Addressing the tax challenges of digitalisation

As of July 2021, more than 130 Inclusive Framework member jurisdictions have committed to a two-pillar solution, with a detailed implementation plan to be finalised by October 2021.

The OECD/G20 inclusive framework has recently made progress towards addressing the tax challenges associated with digitalisation, with more than 130 jurisdictions committing to a joint solution on corporate taxes.

At a glance

  • A detailed plan for implementation of a new solution for corporate taxes is to be finalised by October this year.
  • Part of the new solution includes a simplification and streamlining of baseline marketing and distribution activities and the removal of all digital services taxes.
  • Implementation could provide opportunities to address existing difficulties in the resolution of cross-border tax disputes.

By Elinor Kasapidis

The OECD/G20 Inclusive Framework on base erosion and profit shifting (BEPS) is undertaking work to address the tax challenges raised by digitalisation.

As of July 2021, more than 130 Inclusive Framework member jurisdictions have committed to a two-pillar solution, with a detailed implementation plan to be finalised by October 2021.

According to the statement by the Organisation for Economic Co-operation and Development (OECD), under Pillar One, the largest profitable multinational enterprises (MNEs) will have a percentage of their residual profit allocated to the market jurisdictions where their goods and services are used or consumed.

This will make those profits subject to tax in the market jurisdiction.
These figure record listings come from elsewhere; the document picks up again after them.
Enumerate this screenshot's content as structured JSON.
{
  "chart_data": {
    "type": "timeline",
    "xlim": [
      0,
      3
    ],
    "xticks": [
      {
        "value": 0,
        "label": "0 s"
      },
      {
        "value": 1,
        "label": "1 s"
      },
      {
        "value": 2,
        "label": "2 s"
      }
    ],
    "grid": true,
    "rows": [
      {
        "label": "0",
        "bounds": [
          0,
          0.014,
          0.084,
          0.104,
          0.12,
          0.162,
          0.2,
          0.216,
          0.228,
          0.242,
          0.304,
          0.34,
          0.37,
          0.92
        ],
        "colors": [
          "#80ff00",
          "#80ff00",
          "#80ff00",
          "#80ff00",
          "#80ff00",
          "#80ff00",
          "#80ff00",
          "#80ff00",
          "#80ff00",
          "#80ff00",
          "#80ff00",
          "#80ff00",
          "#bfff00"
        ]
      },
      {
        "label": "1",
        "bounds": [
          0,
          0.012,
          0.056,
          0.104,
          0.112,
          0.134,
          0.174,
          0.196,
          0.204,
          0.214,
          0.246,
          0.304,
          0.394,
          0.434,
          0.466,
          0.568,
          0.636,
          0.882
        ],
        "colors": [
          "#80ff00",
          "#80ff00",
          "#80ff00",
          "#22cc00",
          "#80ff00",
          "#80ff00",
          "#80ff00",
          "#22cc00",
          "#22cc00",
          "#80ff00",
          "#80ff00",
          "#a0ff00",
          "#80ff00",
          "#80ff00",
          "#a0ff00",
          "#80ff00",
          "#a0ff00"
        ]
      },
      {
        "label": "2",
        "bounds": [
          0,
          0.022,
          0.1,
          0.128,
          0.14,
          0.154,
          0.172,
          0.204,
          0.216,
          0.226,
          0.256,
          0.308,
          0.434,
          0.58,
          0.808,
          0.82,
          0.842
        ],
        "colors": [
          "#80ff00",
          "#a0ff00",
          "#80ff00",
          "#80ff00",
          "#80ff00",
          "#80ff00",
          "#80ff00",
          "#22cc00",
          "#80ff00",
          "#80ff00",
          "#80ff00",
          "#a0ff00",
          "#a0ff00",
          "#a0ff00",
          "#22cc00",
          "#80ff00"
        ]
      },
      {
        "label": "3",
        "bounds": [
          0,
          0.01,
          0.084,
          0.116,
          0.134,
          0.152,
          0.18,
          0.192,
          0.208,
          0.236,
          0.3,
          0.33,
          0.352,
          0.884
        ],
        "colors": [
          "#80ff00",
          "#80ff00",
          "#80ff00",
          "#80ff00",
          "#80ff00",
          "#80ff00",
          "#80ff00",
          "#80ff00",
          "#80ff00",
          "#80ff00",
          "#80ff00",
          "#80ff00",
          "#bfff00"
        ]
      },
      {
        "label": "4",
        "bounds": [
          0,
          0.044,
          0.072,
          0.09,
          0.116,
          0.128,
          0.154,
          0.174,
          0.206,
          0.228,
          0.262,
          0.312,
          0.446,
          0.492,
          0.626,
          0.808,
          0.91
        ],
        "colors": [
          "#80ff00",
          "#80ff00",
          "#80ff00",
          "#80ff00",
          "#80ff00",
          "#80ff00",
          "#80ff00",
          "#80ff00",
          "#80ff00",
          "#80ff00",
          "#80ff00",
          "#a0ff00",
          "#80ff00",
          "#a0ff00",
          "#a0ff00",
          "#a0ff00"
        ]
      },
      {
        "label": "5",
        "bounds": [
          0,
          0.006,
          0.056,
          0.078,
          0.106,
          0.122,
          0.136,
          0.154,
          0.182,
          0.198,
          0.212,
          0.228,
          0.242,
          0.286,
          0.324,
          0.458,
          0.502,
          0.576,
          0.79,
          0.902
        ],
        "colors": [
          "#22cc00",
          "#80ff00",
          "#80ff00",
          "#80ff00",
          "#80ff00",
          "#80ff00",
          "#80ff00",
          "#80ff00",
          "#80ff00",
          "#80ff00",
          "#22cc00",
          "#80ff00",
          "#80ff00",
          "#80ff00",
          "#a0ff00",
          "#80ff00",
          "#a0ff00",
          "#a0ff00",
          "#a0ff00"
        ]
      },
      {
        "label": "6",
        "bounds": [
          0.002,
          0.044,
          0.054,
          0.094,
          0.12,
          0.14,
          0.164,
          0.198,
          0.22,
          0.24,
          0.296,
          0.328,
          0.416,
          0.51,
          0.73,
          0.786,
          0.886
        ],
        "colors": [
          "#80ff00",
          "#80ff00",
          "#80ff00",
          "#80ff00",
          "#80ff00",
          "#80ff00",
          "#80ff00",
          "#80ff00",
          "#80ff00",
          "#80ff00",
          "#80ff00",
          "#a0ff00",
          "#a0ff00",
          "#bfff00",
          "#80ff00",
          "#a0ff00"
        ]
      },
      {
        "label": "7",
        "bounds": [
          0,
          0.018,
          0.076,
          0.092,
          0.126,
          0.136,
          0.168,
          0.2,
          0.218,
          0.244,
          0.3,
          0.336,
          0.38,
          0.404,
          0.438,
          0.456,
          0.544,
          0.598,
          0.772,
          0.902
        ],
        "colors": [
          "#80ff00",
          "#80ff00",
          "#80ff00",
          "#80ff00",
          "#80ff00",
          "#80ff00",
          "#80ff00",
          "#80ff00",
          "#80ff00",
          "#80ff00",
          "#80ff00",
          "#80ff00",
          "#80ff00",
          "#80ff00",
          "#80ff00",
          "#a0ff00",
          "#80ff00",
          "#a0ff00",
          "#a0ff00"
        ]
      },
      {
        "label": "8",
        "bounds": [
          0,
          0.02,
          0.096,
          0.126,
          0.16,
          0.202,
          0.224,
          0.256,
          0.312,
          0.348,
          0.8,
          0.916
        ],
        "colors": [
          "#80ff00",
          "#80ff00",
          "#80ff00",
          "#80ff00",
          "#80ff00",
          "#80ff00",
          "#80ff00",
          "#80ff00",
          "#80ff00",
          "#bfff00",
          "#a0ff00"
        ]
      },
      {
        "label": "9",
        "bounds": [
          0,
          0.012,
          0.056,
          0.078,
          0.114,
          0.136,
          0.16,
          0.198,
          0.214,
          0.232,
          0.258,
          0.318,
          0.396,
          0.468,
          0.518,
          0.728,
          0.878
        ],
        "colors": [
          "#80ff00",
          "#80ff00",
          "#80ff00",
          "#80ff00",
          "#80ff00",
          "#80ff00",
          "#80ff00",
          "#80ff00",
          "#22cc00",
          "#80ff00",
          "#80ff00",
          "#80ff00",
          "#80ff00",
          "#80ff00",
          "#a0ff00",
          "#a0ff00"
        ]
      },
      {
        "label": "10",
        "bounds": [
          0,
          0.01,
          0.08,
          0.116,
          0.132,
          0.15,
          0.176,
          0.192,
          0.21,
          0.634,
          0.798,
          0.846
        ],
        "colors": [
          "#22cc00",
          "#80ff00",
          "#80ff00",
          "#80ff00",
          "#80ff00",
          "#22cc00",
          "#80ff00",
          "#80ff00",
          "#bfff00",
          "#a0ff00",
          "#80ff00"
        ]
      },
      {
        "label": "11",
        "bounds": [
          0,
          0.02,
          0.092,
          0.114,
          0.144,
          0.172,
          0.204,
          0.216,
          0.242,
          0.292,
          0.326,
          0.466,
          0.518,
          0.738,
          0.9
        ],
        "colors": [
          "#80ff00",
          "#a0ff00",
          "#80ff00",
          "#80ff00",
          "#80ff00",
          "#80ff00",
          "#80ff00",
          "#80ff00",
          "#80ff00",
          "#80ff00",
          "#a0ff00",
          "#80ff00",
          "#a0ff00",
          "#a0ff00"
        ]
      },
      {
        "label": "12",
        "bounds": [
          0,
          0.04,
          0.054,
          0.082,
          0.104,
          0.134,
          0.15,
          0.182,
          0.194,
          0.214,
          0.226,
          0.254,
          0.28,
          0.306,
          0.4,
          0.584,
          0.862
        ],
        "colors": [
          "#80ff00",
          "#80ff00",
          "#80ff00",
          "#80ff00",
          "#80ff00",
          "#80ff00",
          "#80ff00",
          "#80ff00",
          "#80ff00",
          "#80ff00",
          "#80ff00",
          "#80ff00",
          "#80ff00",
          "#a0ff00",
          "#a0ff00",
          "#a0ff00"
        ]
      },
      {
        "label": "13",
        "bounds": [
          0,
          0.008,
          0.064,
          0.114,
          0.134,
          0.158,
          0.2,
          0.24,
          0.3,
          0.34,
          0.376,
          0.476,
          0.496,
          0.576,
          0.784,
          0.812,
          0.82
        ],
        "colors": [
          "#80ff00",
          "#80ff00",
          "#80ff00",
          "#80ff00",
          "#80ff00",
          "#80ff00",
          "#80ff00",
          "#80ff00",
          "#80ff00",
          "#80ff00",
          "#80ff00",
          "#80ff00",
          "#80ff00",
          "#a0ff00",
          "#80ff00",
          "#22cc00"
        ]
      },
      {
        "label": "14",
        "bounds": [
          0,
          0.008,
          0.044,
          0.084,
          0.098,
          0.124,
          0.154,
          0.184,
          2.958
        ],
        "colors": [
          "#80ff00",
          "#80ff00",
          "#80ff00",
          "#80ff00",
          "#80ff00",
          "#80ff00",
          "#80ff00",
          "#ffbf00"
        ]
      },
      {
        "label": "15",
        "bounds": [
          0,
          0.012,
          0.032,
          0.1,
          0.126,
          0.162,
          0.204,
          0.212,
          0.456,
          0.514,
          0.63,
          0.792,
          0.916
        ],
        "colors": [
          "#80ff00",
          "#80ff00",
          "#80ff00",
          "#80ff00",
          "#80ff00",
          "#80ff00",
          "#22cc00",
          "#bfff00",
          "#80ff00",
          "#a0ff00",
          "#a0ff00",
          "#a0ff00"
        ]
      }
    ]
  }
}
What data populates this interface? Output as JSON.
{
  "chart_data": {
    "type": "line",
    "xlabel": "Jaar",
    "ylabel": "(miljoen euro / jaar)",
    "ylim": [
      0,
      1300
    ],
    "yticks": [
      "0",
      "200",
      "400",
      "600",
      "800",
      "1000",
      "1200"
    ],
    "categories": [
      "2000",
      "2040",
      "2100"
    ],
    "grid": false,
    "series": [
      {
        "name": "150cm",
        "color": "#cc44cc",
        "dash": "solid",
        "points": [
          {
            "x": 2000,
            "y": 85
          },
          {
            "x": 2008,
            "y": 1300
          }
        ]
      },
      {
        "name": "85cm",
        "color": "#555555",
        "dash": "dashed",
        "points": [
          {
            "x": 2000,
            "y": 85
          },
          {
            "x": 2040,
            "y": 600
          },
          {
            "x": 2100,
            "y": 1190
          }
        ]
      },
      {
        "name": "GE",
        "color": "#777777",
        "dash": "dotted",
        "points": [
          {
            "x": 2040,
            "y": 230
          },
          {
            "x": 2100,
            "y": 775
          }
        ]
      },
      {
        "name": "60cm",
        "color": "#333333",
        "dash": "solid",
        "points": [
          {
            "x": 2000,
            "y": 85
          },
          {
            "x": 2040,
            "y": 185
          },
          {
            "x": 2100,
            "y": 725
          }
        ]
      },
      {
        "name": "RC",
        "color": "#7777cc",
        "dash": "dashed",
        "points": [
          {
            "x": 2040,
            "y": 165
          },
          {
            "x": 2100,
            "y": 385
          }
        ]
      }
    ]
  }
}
However, enterprises operating in extractive and regulated financial services industries will be excluded.

Further, there will be a simplification and streamlining of baseline marketing and distribution activities, as well as the removal of all digital services taxes and other similar and relevant measures.

Pillar Two comprises the Global Anti-Base Erosion (GloBE) rules and a Subject to Tax Rule (STTR).

The GloBE rules will impose a top-up tax on a parent entity, where its constituent entities are taxed at a low rate (the Income Inclusion Rule) and will deny deductions or require adjustments in relation to the low tax income that is not subject to the top-up tax (the Undertaxed Payment Rule).

The STTR will allow source jurisdictions to impose tax on certain related party payments that are taxed below a minimum rate via treaties.

The GloBE rules will apply to MNEs meeting the country-by-country reporting thresholds and impose a top-up tax based on the effective tax rate test in each jurisdiction. The minimum effective tax rate will be at least 15 per cent.

A unified approach

The OECD estimates that taxing rights on over US$100 billion (A$136 billion) of profits will be reallocated to market jurisdictions, while the global minimum tax will generate an additional US$150 billion (A$203 billion) each year.

In addition, the OECD states that the replacement of unilateral and uncoordinated tax measures with a unified approach provides greater tax certainty and a reduction in compliance and administration costs, leading to a more favourable global investment environment.

While the progress to an agreed commitment is a positive step, many details remain to be sorted out. For MNEs and their advisers, significant uncertainty remains in terms of the formulas, carve-outs, simplifications, exemptions, adjustments and dispute resolution processes.

With the rules expected to be implemented by 2023, the ambitious timeframe places significant pressure on lawmakers, policy advisers and tax administrators to understand the impacts of the proposed plan on their jurisdictions and determine their approach to implementation.

Jurisdictions that currently offer corporate tax rates lower than the yet-to-be-determined minimum effective tax rate, or whose exemptions and incentives reduce the effective tax rate below the threshold, will need to consider the implications for their economic and fiscal policy settings.

Opportunities to address challenges

The intention to reduce administration and compliance costs has been welcomed. However, experience with transfer pricing and country-by-country reporting requirements suggests that there will be challenges.

The implementation of Pillars One and Two may also provide an opportunity to address existing difficulties with the timely and efficient resolution of cross-border tax disputes, and the proposal to include dispute prevention and resolution mechanisms will be critical to avoid double taxation.

As the two-pillar solution progresses, tax administrations will need to engage with affected MNEs and their advisers to ensure that the new rules are understood and adopted.

It is also likely that there will be an increased use of and dependence on multilateral advance pricing agreements, mutual agreement procedures (MAPs) and perhaps even joint audits to provide certainty.

This is likely to place pressure on tax administrators to enhance their engagement with other jurisdictions and seek to resolve disputes in a more timely manner, with the Inclusive Framework also monitoring MAP provisions under BEPS Action 14.

After the detailed plan is released in October, there remain further steps, including the ratification of a multilateral instrument, which would underpin Pillar One and the passage of the rules through each jurisdiction.

The extent to which there will be unanimity and agreement upon the details remains to be seen.